Improved Relapse Prediction in Pediatric Acute Myeloid Leukemia By Deconvolving Lineage-Specific and Cancer-Specific Features in Single-Cell Data

Introduction

While most children with acute myeloid leukemia (AML) achieve first remission, nearly 40% will relapse. Of these children, few survive to a second remission even with highly-escalated treatment protocols. Recent studies have shown that many AML patients harbor rare, stem cell-like subpopulations that resist chemotherapy and drive relapse. However, the exact characteristics of these relapse-associated cells are a matter of contention, with reported phenotypes spanning the hematopoietic developmental continuum. In some patients, treatment-resistant cells can be detected as minimal residual disease (MRD), which is often used to predict relapse, albeit with limited accuracy and only after induction chemotherapy. Thus, the identity of treatment-resistant cells as well as their relationship to normal progenitors remain mysterious, thereby limiting the development of targeted therapies for pediatric AML.

Here, we present a computational approach for decomposing high-dimensional single-cell measurements into two components: a lineage-specific component that can be used to align cancer cells with specific stages of myeloid development and a cancer-specific component that can be used to identify aberrant phenotypes unique to AML cells. We show that, together, these components can be used at the time of diagnosis to predict relapse more accurately than clinical information alone.

Methods and Results

Using mass cytometry, we analyzed paired diagnostic and post-induction samples collected from 19 (8 relapse, 11 non-relapse) pediatric patients who enrolled on the Children's Oncology Group trial AAML1031. All patients were treated on the control arm and consented to banking of tissue for research. We also included 5 bone marrow samples from healthy donors. After thawing, samples were divided in half and stimulated with conditioned medium from the human bone marrow stromal cell line HS-5 to activate relevant signaling pathways, or left unstimulated. An average of 5 x 10⁵ cells per patient were analyzed for each condition.

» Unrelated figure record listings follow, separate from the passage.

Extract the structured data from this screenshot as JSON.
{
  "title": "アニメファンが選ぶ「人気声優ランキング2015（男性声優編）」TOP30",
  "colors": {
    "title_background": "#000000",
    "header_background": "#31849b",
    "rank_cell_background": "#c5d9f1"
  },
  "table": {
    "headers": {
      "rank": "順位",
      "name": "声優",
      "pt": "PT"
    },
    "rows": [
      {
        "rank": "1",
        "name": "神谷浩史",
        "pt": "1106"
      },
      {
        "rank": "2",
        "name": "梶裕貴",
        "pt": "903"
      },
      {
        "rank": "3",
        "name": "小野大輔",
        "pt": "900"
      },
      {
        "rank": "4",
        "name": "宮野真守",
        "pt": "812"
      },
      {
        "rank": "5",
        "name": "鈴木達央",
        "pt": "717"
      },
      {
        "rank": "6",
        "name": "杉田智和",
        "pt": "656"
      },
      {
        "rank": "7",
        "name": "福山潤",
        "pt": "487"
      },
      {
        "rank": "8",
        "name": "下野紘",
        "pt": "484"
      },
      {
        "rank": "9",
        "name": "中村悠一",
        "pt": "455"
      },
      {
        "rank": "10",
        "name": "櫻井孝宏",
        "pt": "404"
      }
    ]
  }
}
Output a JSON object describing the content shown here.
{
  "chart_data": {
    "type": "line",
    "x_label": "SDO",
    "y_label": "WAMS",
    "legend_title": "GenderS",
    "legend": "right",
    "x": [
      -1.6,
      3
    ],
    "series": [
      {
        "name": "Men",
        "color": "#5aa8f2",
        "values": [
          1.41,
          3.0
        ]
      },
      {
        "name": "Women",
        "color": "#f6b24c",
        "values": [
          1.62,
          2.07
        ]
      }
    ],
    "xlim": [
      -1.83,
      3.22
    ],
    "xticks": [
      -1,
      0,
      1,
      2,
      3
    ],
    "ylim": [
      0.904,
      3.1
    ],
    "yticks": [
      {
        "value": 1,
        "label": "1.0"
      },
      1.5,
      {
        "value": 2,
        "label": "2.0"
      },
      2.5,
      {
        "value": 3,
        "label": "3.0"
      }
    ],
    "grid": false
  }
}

The mass cytometry panel included 31 antibodies to surface markers, 6 antibodies to intracellular signaling mediators, and 4 antibodies to intracellular proteins and transcription factors.

Following data collection, the singular value decomposition was applied to the data matrix of healthy single-cell measurements to construct a linear subspace representing the predominant protein expression programs ("eigencells") within the healthy myeloid developmental continuum. By projecting AML single-cell measurements onto this subspace, we derived a healthy feature vector aligned with the healthy subspace and a cancer-specific feature vector orthogonal to the healthy subspace for each AML cell. These feature vectors-along with clinical metadata about each patient including age, blast percentage at diagnosis, and cytogenetic status-were used as the input to regularized Cox proportional hazards models predicting time-to-relapse for each patient. Using the relative risk scores from the proportional hazards model, patients were assigned to high-risk or low-risk groups according to the optimal log-rank test threshold.

The baseline clinical model used only age, blast percentage at diagnosis, and cytogenetic status as predictors and predicted relapse status with an accuracy of 13/19 (68%). This baseline model was outperformed by the model constructed using the average value of the single-cell cancer-specific feature vectors for each patient, which predicted relapse status with an accuracy of 16/19 (84%). Interestingly, despite using only information available at diagnosis, the single-cell model also outperformed a clinical model incorporating patients' MRD status after induction chemotherapy, which predicted relapse with an accuracy of 15/19 (79%). Interrogation of the coefficients of the single-cell feature model revealed specific cellular signaling programs associated with relapse, including enhanced pCreb and pSTAT1 signaling as well as depleted pSTAT5 signaling relative to healthy lineage cells (Figure 1).

Conclusions

These results support the feasibility of predicting relapse in AML as early as diagnosis by leveraging a computational approach that compares cancer cells to the native lineage from which they arise. Validation of this approach in an independent cohort is ongoing and will be presented.

No relevant conflicts of interest to declare.